Sarah Palin joined Donald Trump on the campaign trail in Iowa to endorse his run for president on Tuesday, Jan. 19. (Whitney Leaming/The Washington Post)

Despite how it might have looked, Donald Trump says he was not at all uncomfortable standing at Sarah Palin's side earlier this week as she gave an endorsement speech that lasted for more than 20 minutes.

"I didn't know it was going to be quite that long, but she made a beautiful, you know, she made a very good speech," Trump said in a lengthy telephone interview with CNN's Don Lemon on Wednesday night. "No, I wasn't uncomfortable — I was very happy. I would have normally left the stage and let her speak ... I thought it would be disrespectful to her if I left the stage. So, no, I wasn't uncomfortable at all."

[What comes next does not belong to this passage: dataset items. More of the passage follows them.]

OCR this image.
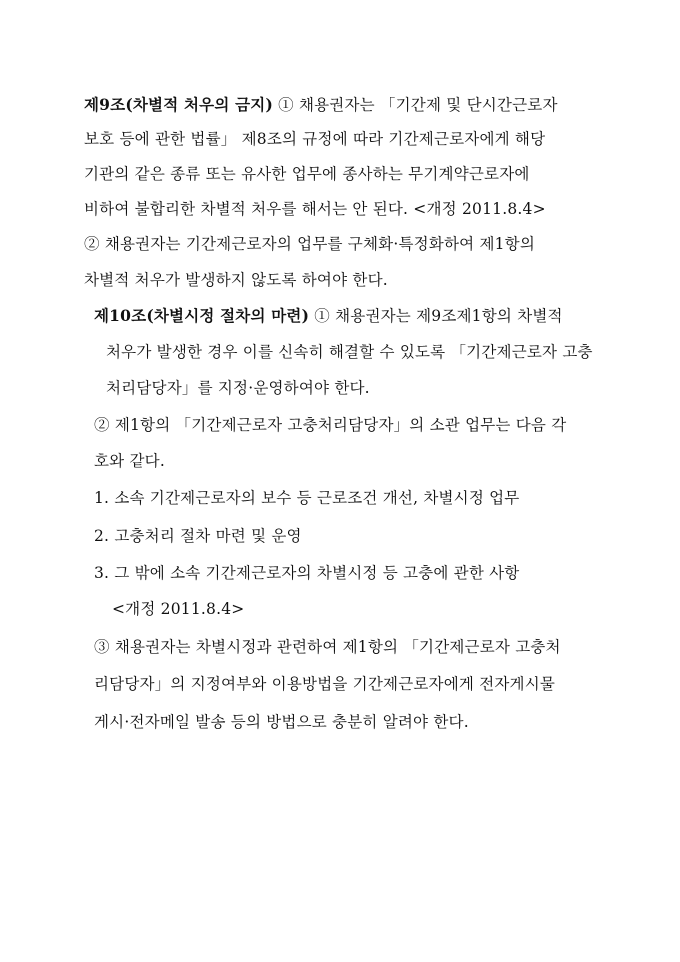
제9조(차별적 처우의 금지) ① 채용권자는 「기간제 및 단시간근로자
보호 등에 관한 법률」 제8조의 규정에 따라 기간제근로자에게 해당
기관의 같은 종류 또는 유사한 업무에 종사하는 무기계약근로자에
비하여 불합리한 차별적 처우를 해서는 안 된다. <개정 2011.8.4>
② 채용권자는 기간제근로자의 업무를 구체화·특정화하여 제1항의
차별적 처우가 발생하지 않도록 하여야 한다.
제10조(차별시정 절차의 마련) ① 채용권자는 제9조제1항의 차별적
처우가 발생한 경우 이를 신속히 해결할 수 있도록 「기간제근로자 고충
처리담당자」를 지정·운영하여야 한다.
② 제1항의 「기간제근로자 고충처리담당자」의 소관 업무는 다음 각
호와 같다.
1. 소속 기간제근로자의 보수 등 근로조건 개선, 차별시정 업무
2. 고충처리 절차 마련 및 운영
3. 그 밖에 소속 기간제근로자의 차별시정 등 고충에 관한 사항
<개정 2011.8.4>
③ 채용권자는 차별시정과 관련하여 제1항의 「기간제근로자 고충처
리담당자」의 지정여부와 이용방법을 기간제근로자에게 전자게시물
게시·전자메일 발송 등의 방법으로 충분히 알려야 한다.
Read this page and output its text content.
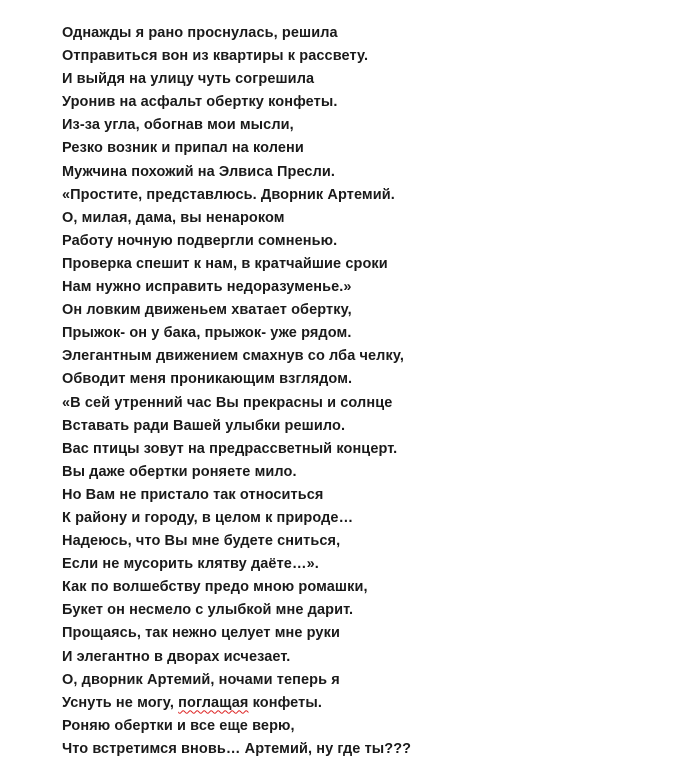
Однажды я рано проснулась, решила
Отправиться вон из квартиры к рассвету.
И выйдя на улицу чуть согрешила
Уронив на асфальт обертку конфеты.
Из-за угла, обогнав мои мысли,
Резко возник и припал на колени
Мужчина похожий на Элвиса Пресли.
«Простите, представлюсь. Дворник Артемий.
О, милая, дама, вы ненароком
Работу ночную подвергли сомненью.
Проверка спешит к нам, в кратчайшие сроки
Нам нужно исправить недоразуменье.»
Он ловким движеньем хватает обертку,
Прыжок- он у бака, прыжок- уже рядом.
Элегантным движением смахнув со лба челку,
Обводит меня проникающим взглядом.
«В сей утренний час Вы прекрасны и солнце
Вставать ради Вашей улыбки решило.
Вас птицы зовут на предрассветный концерт.
Вы даже обертки роняете мило.
Но Вам не пристало так относиться
К району и городу, в целом к природе…
Надеюсь, что Вы мне будете сниться,
Если не мусорить клятву даёте…».
Как по волшебству предо мною ромашки,
Букет он несмело с улыбкой мне дарит.
Прощаясь, так нежно целует мне руки
И элегантно в дворах исчезает.
О, дворник Артемий, ночами теперь я
Уснуть не могу, поглащая конфеты.
Роняю обертки и все еще верю,
Что встретимся вновь… Артемий, ну где ты???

Trump said that when Palin offered to endorse him, she asked for nothing in return — no promise for a position in his cabinet or any other perk. When asked how much negotiating went into the endorsement, Trump responded: "Zero."

"She wants what's good for the country ... which is really nice," Trump said.

Palin's first full day of campaigning at Trump's side on Wednesday was largely overshadowed by a family crisis back in Alaska: Palin's son Track Palin, 26, was arrested on domestic-violence charges on Monday following an alcohol-fueled fight with his girlfriend, who called 911 to report that Track had punched her in the face and that he had a firearm. News of the arrest broke on Tuesday, as Palin prepared to endorse Trump.

[In Oklahoma, two big political personalities shared one stage]

Palin skipped the first campaign event of the day and then addressed “the elephant in the room” during a rally in Tulsa, Okla. Palin said her son, who served a combat tour in Iraq with the Army, is struggling with the "ramifications of PTSD." She then blamed President Obama for not doing enough to help veterans like Track. Trump said he encouraged Palin to address the issue publicly.

"I think that it's something that is very important to discuss — not even for her son but for so many other sons and daughters that are coming back from the Middle East where they have, you know, traumatic problems, they have tremendous problems," Trump said. "And I told her — I actually suggested it — I said I think it would be a great forum, and I know that she started the dialogue, and I think that it's a very important dialogue."

When asked if he agreed with Palin linking her son's recent arrest to the president, Trump responded: "Oh, I think so. Look, you know, everything starts at the top. He's the president."

Trump also continued to attack Sen. Ted Cruz (R-Tex.), saying that Cruz doesn't have the temperament to be president.

[GOP comes to terms with a Trump-Cruz race]

"Hey, look, everybody dislikes him," Trump said. "I mean, he's a nasty guy that everybody dislikes."

During the interview, Lemon played a clip of  Cruz saying: "In terms of who I am, I'm a Christian first, I'm an American second, I'm a conservative third, and I'm a Republican fourth." Lemon asked Trump to engage in a similar exercise and describe his own priorities. Trump instead picked the whole thing apart.

"Well, at some point, I think he should add his family — I mean, he forgot to add his family," Trump said. "I mean, does he have his family in that group?

Lemon responded: "Uh, he did not. He said he was a Christian first."

"Well, I think you ought to ask him: What about your family? Where do they come in? Do they come in fifth? So I think that's probably something that he slipped up on," Trump said. "Hey, look, I am somebody that is going to do something really good for the country."